28 Şubat 2017 Salı

Benlik

   Gittikçe sadeleşip daha da beyazlamaya başlamıştım. Şeffaf olmaya ramak kalmıştı. Ama kara bulutlar ve aynalar arasında yok olmak bir o kadar imkansızdı. Bende, hepsine hak verdim.

  Yaptığım şey:  Soğuktan üşürken hızlıca eve girmek isteyen biri gibi hızlı adımlarla yürümekti. Yaşamak, elbette yapılan eleştirilere hak veriyorum demek değildi ama yaptığım kesinlikle buydu. Son zamanlarda yaptığım, hak veriyorum deyip, hızlıca eve koşturmaktı. Hak veriyorum deyip unutmak ya da önemsememekte diyebiliriz. Bu aynı zamanda yalnızlığa açılan kapının tek kilidiydi.

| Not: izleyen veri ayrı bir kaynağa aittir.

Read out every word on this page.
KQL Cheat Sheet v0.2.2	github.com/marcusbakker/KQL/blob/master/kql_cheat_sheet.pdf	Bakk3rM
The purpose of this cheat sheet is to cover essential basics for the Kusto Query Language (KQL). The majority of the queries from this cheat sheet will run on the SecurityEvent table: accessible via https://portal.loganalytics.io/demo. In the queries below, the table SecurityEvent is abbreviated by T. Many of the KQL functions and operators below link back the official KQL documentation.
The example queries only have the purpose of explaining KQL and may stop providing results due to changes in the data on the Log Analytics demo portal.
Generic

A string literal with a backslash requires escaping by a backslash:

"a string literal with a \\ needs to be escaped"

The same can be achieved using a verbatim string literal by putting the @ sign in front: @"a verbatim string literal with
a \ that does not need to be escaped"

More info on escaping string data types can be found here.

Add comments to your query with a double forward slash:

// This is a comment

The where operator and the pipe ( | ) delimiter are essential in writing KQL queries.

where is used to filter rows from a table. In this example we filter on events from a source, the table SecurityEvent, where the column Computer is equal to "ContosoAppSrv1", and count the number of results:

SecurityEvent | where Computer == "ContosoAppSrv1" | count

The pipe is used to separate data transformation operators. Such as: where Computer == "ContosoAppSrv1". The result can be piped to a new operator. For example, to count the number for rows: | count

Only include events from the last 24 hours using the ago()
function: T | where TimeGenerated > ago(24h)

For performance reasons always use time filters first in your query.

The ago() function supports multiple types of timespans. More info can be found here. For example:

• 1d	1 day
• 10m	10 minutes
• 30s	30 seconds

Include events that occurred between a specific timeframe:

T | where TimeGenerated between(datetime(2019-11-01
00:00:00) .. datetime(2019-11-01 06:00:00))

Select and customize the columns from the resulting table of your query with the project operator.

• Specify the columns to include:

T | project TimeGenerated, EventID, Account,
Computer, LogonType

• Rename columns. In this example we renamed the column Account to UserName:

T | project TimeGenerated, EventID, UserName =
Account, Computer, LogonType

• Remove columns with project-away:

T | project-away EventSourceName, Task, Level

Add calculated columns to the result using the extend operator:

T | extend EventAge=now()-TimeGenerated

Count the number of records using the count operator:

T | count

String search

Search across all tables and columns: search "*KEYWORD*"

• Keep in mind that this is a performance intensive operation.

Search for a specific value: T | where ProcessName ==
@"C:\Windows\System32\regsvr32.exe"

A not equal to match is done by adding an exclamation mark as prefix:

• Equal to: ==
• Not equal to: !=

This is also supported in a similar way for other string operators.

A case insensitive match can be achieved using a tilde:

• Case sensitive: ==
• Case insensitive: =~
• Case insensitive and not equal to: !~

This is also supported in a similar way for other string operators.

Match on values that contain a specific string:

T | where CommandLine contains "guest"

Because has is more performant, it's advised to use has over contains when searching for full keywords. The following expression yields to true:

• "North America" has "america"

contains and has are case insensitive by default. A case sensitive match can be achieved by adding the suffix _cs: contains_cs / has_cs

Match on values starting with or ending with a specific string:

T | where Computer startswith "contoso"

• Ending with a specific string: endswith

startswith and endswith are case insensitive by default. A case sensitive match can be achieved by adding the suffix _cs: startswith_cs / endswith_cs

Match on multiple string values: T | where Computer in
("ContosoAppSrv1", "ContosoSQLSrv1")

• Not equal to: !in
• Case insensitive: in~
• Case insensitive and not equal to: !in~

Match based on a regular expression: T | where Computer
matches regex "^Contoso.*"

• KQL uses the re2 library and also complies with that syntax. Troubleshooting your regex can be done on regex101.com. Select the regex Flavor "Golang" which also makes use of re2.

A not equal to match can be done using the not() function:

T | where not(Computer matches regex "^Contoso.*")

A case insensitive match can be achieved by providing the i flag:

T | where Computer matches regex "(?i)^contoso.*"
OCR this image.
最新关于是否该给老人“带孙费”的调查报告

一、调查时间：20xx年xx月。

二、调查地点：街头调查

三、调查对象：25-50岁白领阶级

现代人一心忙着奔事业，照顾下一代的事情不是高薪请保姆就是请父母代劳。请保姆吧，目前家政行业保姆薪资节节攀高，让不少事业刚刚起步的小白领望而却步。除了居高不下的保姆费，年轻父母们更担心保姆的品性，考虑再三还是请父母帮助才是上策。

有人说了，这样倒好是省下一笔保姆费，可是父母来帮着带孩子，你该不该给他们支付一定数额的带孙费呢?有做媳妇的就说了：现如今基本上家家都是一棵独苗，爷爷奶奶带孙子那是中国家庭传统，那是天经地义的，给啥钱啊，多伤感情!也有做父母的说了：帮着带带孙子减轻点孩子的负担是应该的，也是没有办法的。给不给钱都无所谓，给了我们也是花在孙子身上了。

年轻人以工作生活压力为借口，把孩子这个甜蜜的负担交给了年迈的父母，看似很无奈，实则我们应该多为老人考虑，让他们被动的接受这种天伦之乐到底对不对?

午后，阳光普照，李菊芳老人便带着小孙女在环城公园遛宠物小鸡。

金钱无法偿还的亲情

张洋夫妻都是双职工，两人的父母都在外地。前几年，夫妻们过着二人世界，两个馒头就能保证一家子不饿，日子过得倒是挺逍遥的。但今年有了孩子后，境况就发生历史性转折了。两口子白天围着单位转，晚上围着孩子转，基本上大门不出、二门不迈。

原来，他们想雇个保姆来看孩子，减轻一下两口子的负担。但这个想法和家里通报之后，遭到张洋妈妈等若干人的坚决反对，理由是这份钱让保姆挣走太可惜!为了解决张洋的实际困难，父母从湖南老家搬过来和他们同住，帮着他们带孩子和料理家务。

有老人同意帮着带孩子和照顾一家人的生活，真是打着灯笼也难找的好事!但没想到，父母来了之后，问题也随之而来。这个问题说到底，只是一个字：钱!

 Yerine oturtulmayan eleştiri ve ya o anda önemsenmeyip hemen unutulmaya yüz tutan eleştiri seni yalnızlığa itiyordu. Biriken ve büyüyen eleştiriler siyah eldivenli bir el olup, üstüne geliyordu ve seni uçurumdan aşağı itiyordu. Sen yere çakılırken, siyah eldivenli elimiz yukarıdan hala seni işaret ediyordu.

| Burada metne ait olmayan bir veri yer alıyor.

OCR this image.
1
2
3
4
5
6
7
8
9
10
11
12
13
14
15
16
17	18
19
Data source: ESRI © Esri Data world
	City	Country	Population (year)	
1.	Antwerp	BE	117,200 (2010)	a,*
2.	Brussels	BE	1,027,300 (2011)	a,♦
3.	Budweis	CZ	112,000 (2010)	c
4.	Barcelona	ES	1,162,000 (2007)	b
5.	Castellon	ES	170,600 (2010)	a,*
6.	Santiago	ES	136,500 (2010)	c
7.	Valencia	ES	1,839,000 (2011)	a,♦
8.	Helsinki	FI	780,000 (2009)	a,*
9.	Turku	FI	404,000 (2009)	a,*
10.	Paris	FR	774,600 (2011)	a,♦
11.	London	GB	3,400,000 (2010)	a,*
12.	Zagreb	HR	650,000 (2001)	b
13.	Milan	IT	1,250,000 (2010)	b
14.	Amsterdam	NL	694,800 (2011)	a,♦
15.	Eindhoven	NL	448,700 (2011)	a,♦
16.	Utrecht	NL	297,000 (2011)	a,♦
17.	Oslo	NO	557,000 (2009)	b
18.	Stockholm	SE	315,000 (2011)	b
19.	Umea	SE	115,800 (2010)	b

 Kendine yapabileceğin en büyük eleştiri yalnızlıkla yüz yüze kalmaktı. O zaman olmaya başlıyor ve aslında silik olan kişiliğini renklendirmeye başlıyordun. Ufak guruplar içinde ki kanıtlanmış benliğini sürekli yenilemeye ihtiyacın kalmıyor ve hak veriyordun kendine. Zaten kaybedecek bir şeyin kalmamıştı. Kazanıp kazanmamakta senin elindeydi. Gittikçe çarpıklaşan ve değişen bir hayatın her yeri doğru olsa elinde toplamda kaç doğru olurdu? Senin için çok doğru kaç doğru ederdi?

 Unuttuğum eleştiriler aklıma geliyor ve o eleştirilerin içindeki gerçekleri hatırlıyorum.